Антон услышал возмущенный ропот:
— Наш-не-наш-как-не-наш-точно-не-наш-почему-не-наш…
— Да, пока не наш, — ответил он ребятам. — Из гавани суда выводит сдаточная заводская команда, и значит — сдаточный капитан. А вот на рейде он передаст судно из рук в руки нашему капитану. Таков порядок.
— А где наш?
И тут они увидали своего капитана. Он стоял вполоборота у передних смотровых стекол и, сжав руки за спиной, очень выдержанный, спокойный и бледный, следил, как члены его экипажа выполняют приказы сдаточного капитана.
— Право на борт! — скомандовал сдаточный капитан.
— Есть право на борт! — ответил совсем близко от ребят рулевой и переложил руль, как было приказано.
— Прямо руль!
— Есть прямо.
Буксирные суденышки отстали. Теплоход шел теперь один.
Воздух дрогнул, прозвучали три долгих гудка — густых и торжественных, как струна контрабаса в оркестре.
— Прощаемся с землей, — тихо сказал Антон.
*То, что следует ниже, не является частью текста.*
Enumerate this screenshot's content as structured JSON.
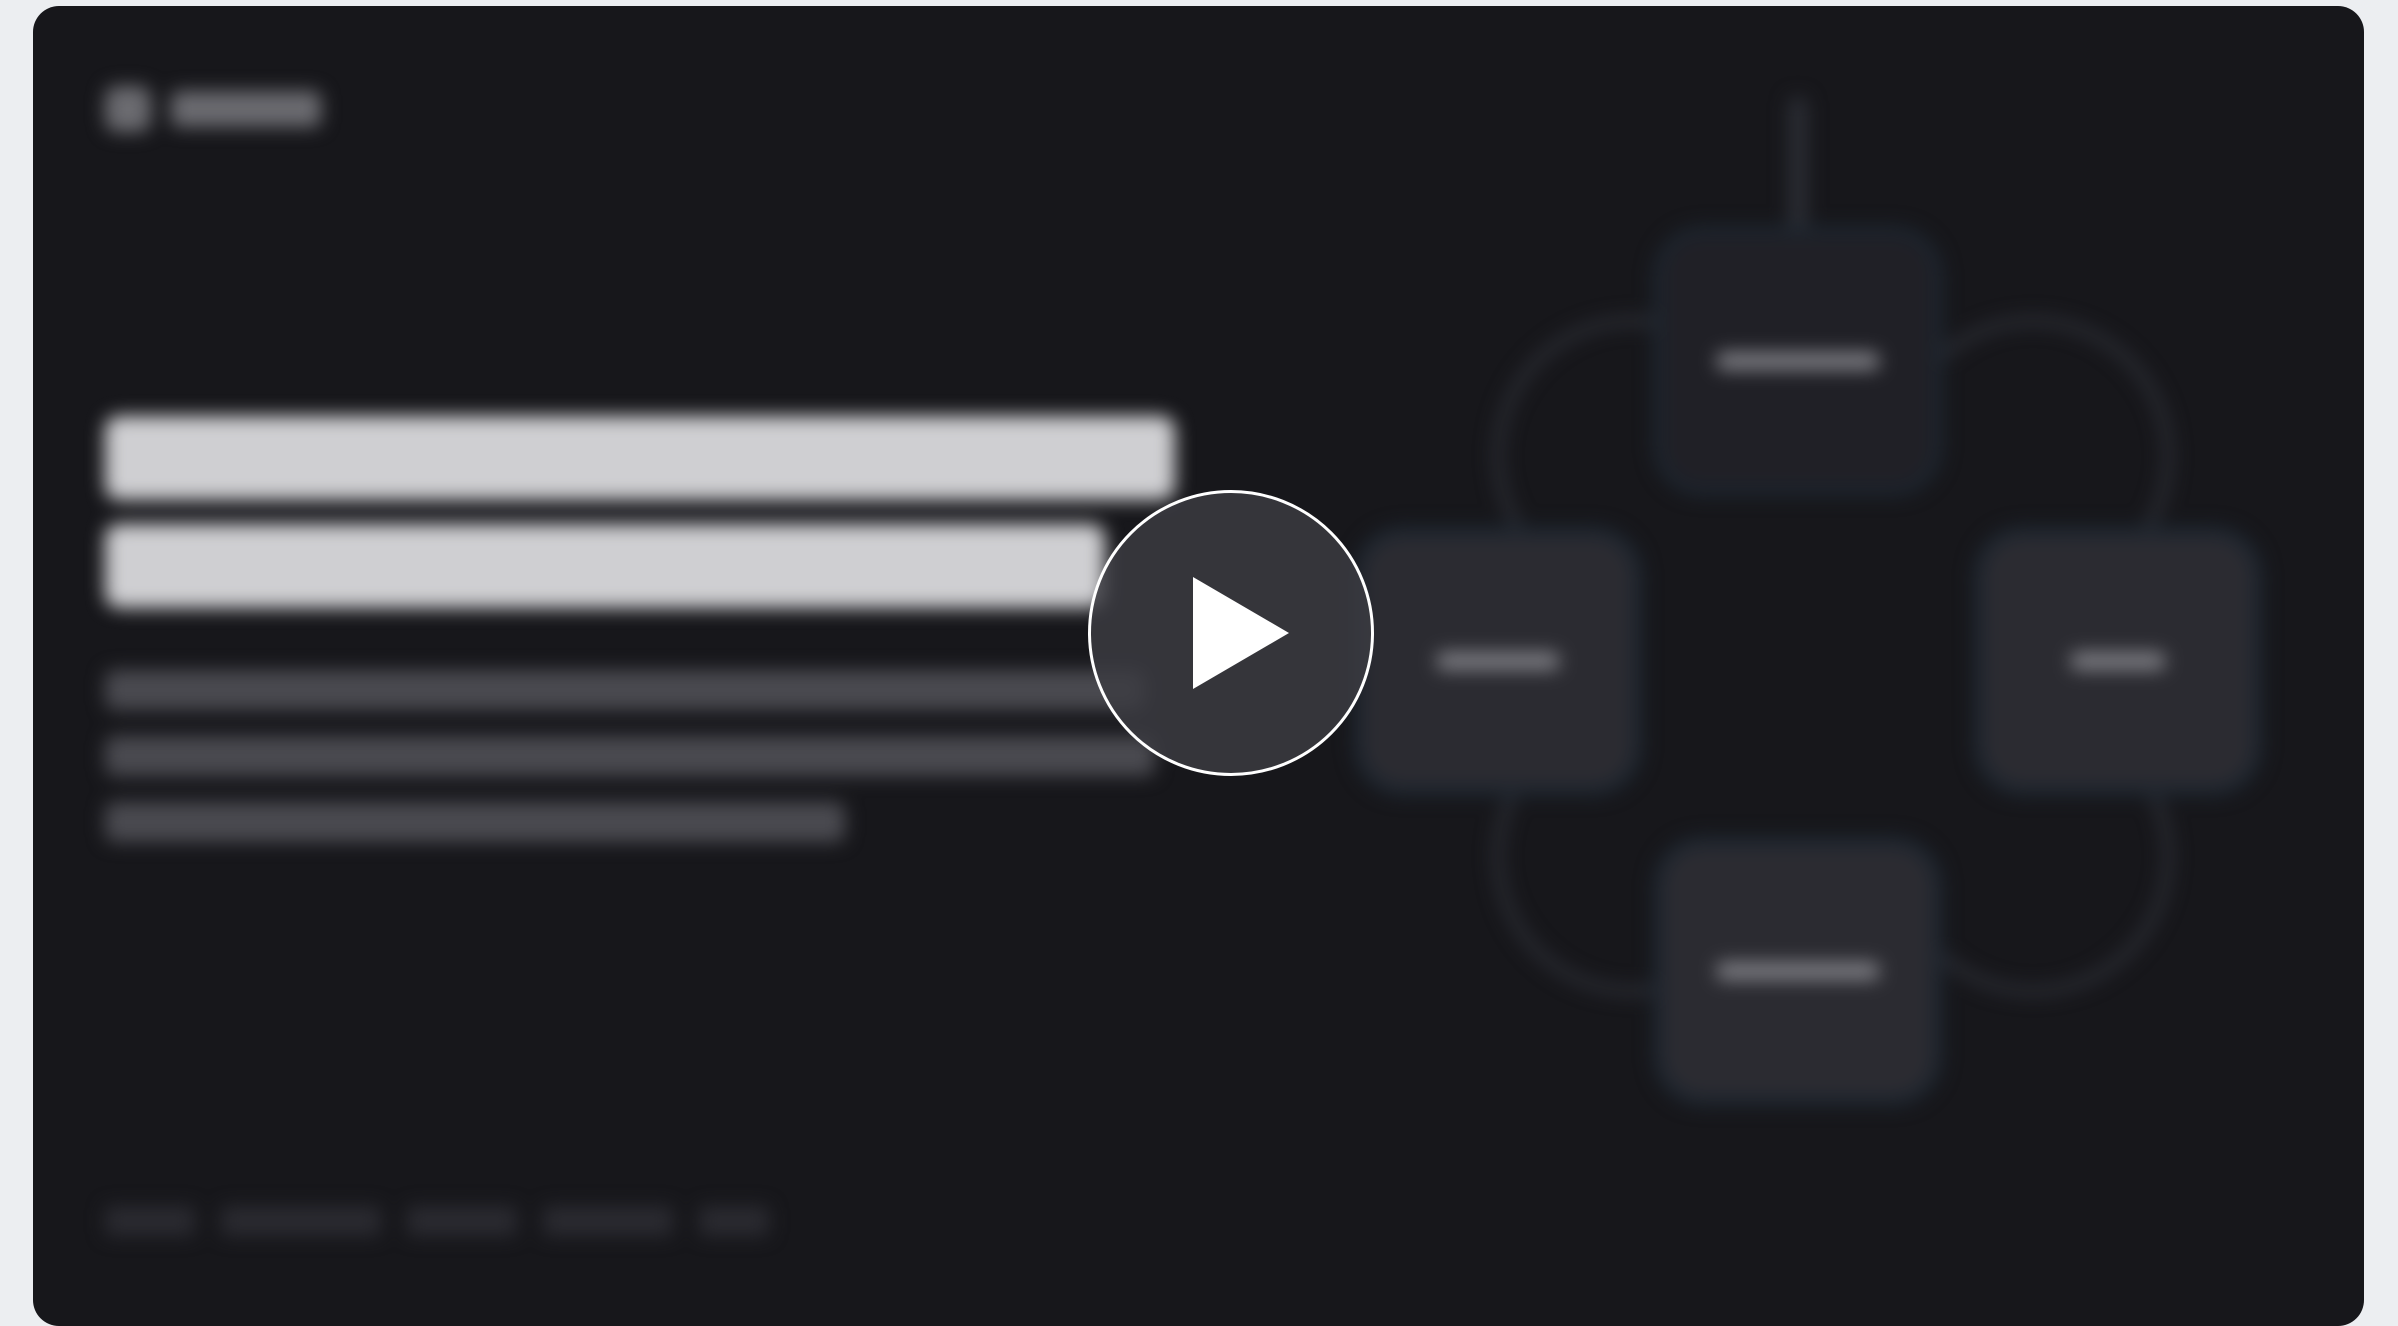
{
  "video": {
    "play_label": ""
  },
  "thumbnail": {
    "logo_text": "",
    "headline": "",
    "subheadline": ""
  }
}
…Мы прощаемся с заводом, мы уходим, прощай, земля. Суда у заводских причалов отвечают нам прощальными гудками…
Антон обернулся к Жоре. Глаза у Короля мечтательно горели.
Еще один торжественный гудок и один последний ответ.
— Слева — бочка, справа — буй! — сказал сдаточный капитан. — Вода высокая, идем медленно, сносит течением. Особое внимание. Лево на борт!
— Есть лево на борт. На борту, — ответил рулевой.
Нет, он не ворочал огромный руль огромного судна. Он легко поворачивал лишь маленький штурвал, а невидимое автоматическое устройство послушно перекладывало огромный руль.
Два коротких гудка — значит, повернем влево.
Три коротких гудка — судно работает назад, маневрируя.
Один короткий гудок — повернули вправо.